The TTS pipeline spans Rust (Tauri backend) and TypeScript (React frontend):
Narration Text
    ↓ (split-sentences)
Sentence Array
    ↓ (koko CLI)
WAV Audio + TSV Timing
    ↓ (merge)
Single Audio Track + Word Timings
    ↓ (base64 encode)
SynthesisResult
    ↓ (audio-player.ts)
HTML5 Audio Playback

Kokoro Model

Kokoro is a lightweight ONNX-based TTS model optimized for speed and quality:
  • Model size: ~50MB (onnx) + ~30MB (voices)
  • Inference speed: ~0.2s for a 10-word sentence on M1 Mac
  • Voice quality: Natural prosody, minimal robotic artifacts
  • Voices: 60+ voices (American, British, Australian accents)

Model Files

Kokoro requires two files in the app resources:
resources/
├── kokoro-v1.0.onnx      # Neural TTS model
└── voices-v1.0.bin       # Voice embeddings
These are bundled with the Tauri app and resolved at runtime (src-tauri/src/tts/paths.rs).

Voice Selection

Default voice: am_michael (American male) Override via environment variable:
export HANDHOLD_TTS_VOICE=bf_emma  # British female
If the selected voice fails, the system falls back to bf_emma (src-tauri/src/tts/synth.rs:46-73).

Synthesis Process

1. Sentence Splitting (src-tauri/src/tts/split.rs)

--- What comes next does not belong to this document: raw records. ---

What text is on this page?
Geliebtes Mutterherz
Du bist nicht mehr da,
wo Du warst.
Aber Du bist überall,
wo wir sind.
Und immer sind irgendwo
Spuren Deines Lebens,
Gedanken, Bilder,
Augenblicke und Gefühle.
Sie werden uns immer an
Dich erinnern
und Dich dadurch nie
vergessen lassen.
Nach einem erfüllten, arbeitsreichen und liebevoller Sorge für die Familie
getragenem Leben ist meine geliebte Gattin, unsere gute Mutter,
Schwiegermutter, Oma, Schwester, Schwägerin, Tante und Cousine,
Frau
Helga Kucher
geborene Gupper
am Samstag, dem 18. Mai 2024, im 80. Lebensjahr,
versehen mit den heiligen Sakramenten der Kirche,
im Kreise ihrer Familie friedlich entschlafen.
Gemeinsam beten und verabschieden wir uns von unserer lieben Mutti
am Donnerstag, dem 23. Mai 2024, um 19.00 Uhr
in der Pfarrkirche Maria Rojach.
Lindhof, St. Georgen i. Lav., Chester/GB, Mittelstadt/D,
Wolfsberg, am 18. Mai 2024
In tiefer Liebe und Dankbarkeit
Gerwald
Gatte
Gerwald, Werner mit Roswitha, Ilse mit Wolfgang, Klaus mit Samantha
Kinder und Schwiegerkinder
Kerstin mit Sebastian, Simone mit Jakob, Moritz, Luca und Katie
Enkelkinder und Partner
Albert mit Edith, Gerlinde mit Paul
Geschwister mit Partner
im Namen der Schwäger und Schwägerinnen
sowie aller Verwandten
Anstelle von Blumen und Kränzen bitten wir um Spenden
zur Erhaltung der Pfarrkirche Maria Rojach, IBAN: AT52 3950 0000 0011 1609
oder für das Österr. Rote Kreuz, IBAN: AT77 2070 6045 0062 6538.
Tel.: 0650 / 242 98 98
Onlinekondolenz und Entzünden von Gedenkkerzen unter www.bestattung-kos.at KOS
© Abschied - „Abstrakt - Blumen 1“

Narration text is split into sentences to improve timing accuracy:
fn split_sentences(text: &str) -> Vec<(usize, &str)> {
    // Returns: [(char_offset, sentence_text), ...]
    // Splits on: . ! ? with trailing space/newline
    // Preserves sentence boundaries for timing alignment
}
Example:
"Hello world. This is a test."

[(0, "Hello world."), (13, "This is a test.")]

2. Koko Invocation (src-tauri/src/tts/synth.rs)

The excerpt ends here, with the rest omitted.